May 07, 2026 — Absci Corporation (Nasdaq: ABSI) reported business updates and first quarter fiscal 2026 financial/operating results, highlighting progress for ABS-201, an AI-designed long‑acting anti–prolactin receptor (PRLR) antibody in the Phase 1/2a HEADLINE trial for androgenetic alopecia (AGA). The company has dosed all four planned healthy-volunteer single ascending dose (SAD) cohorts; ABS-201 has been well tolerated with “favorable emerging” safety data. Preliminary pharmacokinetic modeling supports a targeted dosing interval of two to three injections over six months.

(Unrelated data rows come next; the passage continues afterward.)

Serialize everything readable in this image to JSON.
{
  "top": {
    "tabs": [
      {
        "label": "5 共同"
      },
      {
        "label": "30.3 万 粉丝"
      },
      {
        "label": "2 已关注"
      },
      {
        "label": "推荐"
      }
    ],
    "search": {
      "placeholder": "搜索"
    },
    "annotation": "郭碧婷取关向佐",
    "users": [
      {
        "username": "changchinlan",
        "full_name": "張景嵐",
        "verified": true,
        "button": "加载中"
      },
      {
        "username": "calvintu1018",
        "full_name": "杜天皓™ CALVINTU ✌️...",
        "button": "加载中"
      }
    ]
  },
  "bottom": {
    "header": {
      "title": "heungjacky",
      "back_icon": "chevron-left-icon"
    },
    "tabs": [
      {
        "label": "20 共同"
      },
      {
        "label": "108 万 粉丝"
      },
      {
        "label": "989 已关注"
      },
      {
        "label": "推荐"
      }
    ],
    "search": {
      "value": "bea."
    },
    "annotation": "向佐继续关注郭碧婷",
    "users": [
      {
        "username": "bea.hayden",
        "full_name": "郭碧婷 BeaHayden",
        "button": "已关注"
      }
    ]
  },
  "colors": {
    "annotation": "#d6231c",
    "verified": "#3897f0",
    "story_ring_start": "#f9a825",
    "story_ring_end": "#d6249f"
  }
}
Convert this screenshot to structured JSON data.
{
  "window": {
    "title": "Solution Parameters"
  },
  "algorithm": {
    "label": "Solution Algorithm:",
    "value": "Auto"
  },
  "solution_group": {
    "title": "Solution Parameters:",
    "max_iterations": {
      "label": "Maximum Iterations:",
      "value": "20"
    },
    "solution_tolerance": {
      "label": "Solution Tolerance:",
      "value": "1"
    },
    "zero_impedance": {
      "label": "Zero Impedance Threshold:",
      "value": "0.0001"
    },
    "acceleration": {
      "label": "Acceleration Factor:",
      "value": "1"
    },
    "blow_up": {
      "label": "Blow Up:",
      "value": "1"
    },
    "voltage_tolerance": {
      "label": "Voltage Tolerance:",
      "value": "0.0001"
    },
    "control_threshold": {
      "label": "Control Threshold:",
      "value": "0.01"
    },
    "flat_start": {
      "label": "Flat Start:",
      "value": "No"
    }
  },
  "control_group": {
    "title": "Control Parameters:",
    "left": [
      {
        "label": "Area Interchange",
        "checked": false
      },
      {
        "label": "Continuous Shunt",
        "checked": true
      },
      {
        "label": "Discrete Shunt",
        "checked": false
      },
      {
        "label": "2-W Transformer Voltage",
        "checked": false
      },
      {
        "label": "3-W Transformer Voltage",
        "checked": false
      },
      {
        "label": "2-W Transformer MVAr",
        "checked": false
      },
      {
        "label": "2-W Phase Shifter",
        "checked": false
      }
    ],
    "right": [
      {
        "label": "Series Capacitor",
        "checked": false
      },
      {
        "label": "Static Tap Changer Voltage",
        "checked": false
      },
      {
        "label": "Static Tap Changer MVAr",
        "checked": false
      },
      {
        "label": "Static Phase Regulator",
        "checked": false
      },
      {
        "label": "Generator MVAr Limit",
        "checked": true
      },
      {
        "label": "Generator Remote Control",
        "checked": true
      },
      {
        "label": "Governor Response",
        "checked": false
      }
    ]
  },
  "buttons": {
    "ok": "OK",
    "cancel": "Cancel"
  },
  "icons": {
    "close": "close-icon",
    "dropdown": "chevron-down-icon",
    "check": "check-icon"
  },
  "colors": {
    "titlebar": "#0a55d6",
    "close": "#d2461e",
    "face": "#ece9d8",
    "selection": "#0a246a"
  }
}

Absci also initiated dosing in the first multiple ascending dose (MAD) cohort in AGA participants and expects preliminary safety/tolerability/PK data in Q2 2026, interim proof-of-concept data in H2 2026, and full proof-of-concept data in early 2027. Absci also plans to start a Phase 2 endometriosis trial for ABS-201 in Q4 2026 (potential proof-of-concept in H2 2027) and added ABS-202, a preclinical anti-PRLR antibody for an undisclosed inflammation/immunology indication.

Financially (quarter ended March 31, 2026): revenue $0.2M (vs $1.2M prior year), R&D $19.3M, SG&A $9.1M, net loss $29.6M, and cash/marketable securities $125.7M; runway projected into 1H 2028.